Anyway +1 for the Backup/Restore API. @gautier.franchini would it be more practical to store that in S3?
Did the system settings also get reset? Like the local users for example.
The system settings are stored in the same folder but in a different file. If they are still the same, this could narrow down the error.
Before you do the import of the backup, can you check the storage folder and see if there is an storage.json file? Does it have any content inside?
This could help identify the issue why the data got lost in the first place.
To avoid any side effects, I now run the anaphora container with a dedicated service accompt; Here are my steps if it can help you update the documentation for future users of anaphora
Create Service Account user (no home dir)
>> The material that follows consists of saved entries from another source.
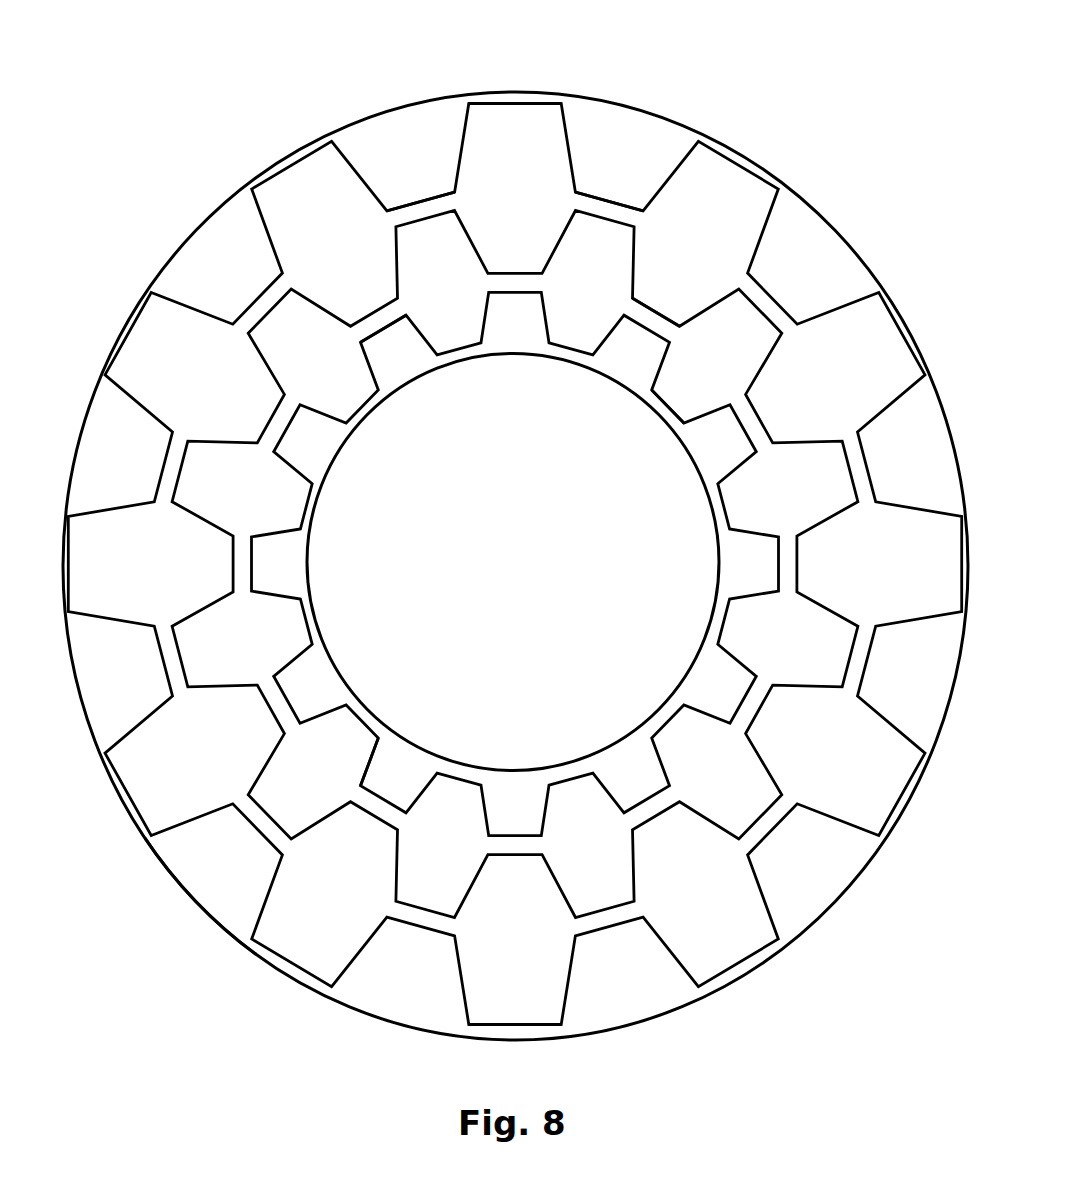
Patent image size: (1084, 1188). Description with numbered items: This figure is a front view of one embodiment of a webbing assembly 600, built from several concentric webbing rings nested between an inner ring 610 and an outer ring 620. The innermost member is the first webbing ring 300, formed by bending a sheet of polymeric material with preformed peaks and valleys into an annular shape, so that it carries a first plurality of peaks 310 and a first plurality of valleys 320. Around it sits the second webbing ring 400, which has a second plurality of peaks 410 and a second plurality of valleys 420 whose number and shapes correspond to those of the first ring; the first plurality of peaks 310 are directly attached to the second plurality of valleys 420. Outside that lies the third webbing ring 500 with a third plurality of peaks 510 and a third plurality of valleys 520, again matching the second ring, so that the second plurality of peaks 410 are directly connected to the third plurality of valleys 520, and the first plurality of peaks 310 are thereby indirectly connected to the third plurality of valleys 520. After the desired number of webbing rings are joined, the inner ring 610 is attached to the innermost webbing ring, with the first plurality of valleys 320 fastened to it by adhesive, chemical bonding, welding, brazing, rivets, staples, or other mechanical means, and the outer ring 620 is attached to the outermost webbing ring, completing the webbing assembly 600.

The first webbing ring 300 is at (717, 670).
The first plurality of peaks 310 is at (380, 327).
The first plurality of valleys 320 is at (672, 398).
The second webbing ring 400 is at (200, 392).
The second plurality of peaks 410 is at (414, 212).
The second plurality of valleys 420 is at (653, 310).
The third webbing ring 500 is at (267, 162).
The third plurality of peaks 510 is at (528, 102).
The third plurality of valleys 520 is at (610, 197).
The webbing assembly 600 is at (150, 125).
The inner ring 610 is at (385, 738).
The outer ring 620 is at (198, 910).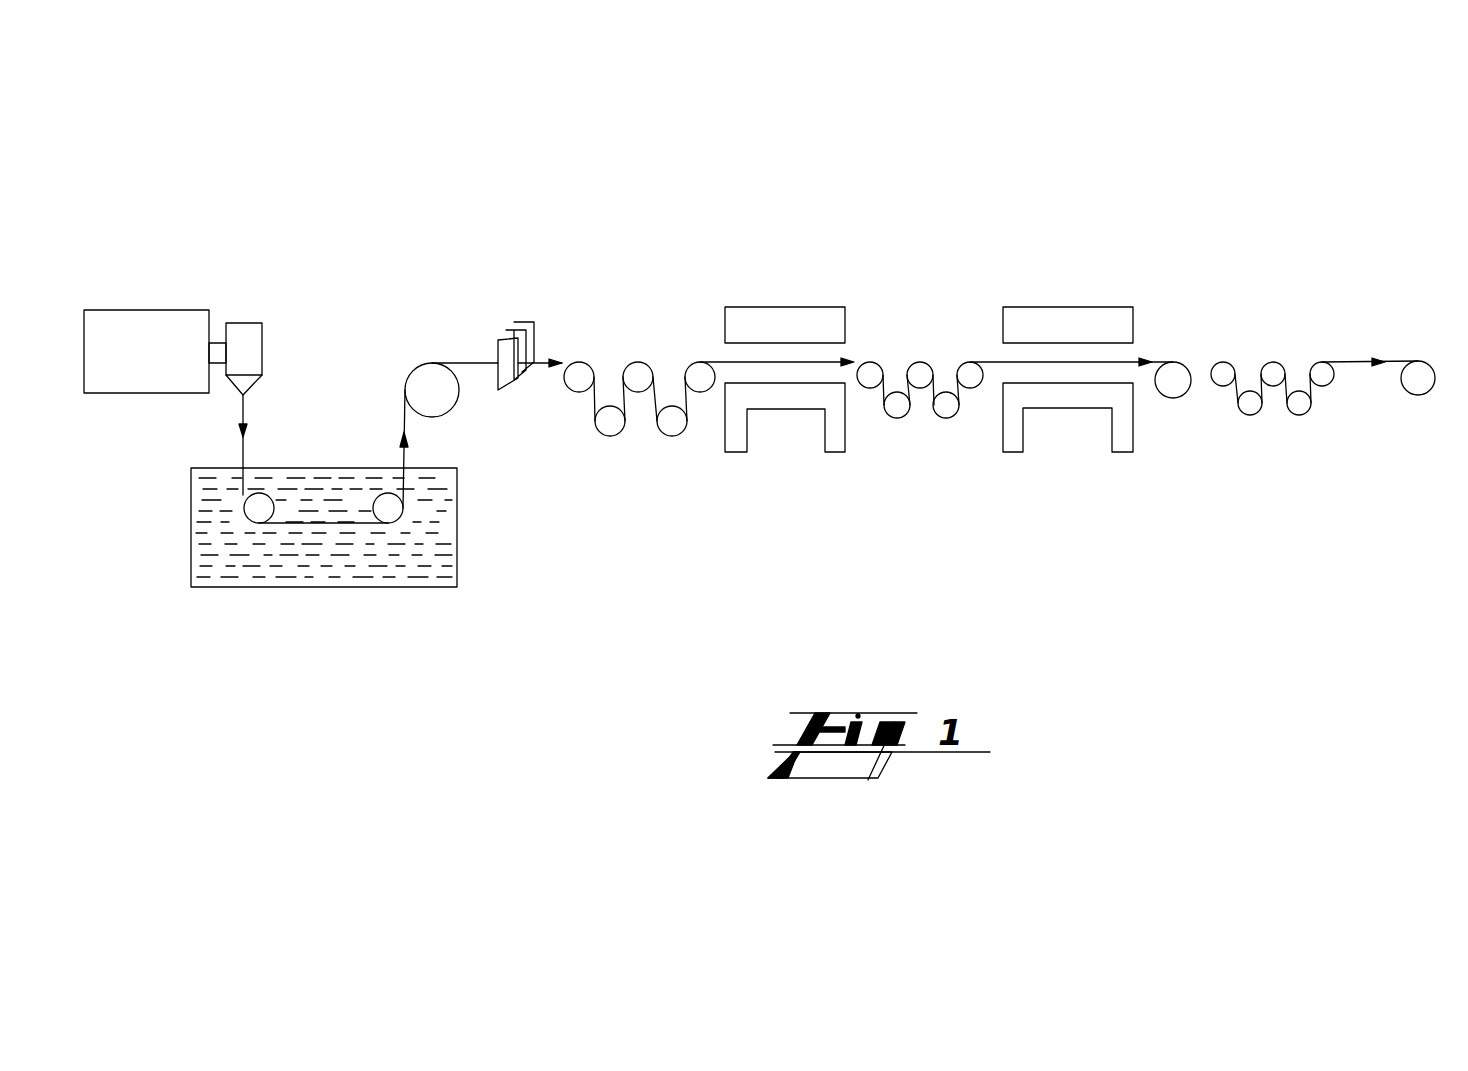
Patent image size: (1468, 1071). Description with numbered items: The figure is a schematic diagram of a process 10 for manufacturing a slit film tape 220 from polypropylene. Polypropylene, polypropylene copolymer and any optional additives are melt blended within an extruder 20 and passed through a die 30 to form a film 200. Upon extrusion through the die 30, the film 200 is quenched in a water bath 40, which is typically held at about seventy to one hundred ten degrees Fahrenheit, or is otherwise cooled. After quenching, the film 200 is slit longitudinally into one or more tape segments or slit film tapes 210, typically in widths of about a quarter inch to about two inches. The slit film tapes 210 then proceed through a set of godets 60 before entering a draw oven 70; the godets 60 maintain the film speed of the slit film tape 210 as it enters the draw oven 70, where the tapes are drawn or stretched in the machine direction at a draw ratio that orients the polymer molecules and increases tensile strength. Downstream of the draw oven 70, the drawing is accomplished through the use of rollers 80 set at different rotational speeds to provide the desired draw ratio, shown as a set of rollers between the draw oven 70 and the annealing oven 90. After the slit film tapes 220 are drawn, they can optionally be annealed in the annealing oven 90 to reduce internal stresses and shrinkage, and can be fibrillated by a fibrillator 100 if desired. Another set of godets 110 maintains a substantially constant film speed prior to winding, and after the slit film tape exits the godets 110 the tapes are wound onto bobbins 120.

The process 10 is at (800, 246).
The extruder 20 is at (158, 310).
The die 30 is at (263, 390).
The water bath 40 is at (457, 520).
The godets 60 is at (608, 472).
The draw oven 70 is at (755, 307).
The second roller set 80 is at (908, 468).
The annealing oven 90 is at (1068, 307).
The fibrillator 100 is at (1183, 396).
The godets 110 is at (1290, 450).
The bobbins 120 is at (1424, 360).
The film 200 is at (242, 402).
The slit film tapes 210 is at (540, 365).
The slit film tape 220 is at (852, 362).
# First, create the group with GID 996
sudo groupadd -g 996 svc_anaphora
# Then, create the user with UID 996, no password, no login shell
sudo useradd -u 996 -g 996 -M -s /bin/false svc_anaphora
# check user
getent passwd svc_anaphora
Explanation:
`-u 996``: sets UID to 996
`-g 996``: sets primary GID to 996
`-M``: do not create a home directory
`-s /bin/false``: no login shell (service account)
As a workaround I restored an export from last week, therefore It could be a nice to have in a future release to be able to:
to possibility to select all jobs we want to re-run and have a button to re-run them all one after the other (not in parallel to avoid any issue if targeting the same kibana/elasticsearch instance for example)
An API to schedule a daily export, a daily backup of the anaphora config to be able to restore the service as quickly as possible
Thank you for the suggestions. I will add them to our board.
I also have an idea of what could have caused the sudden data loss.
I will start working on a patch for that.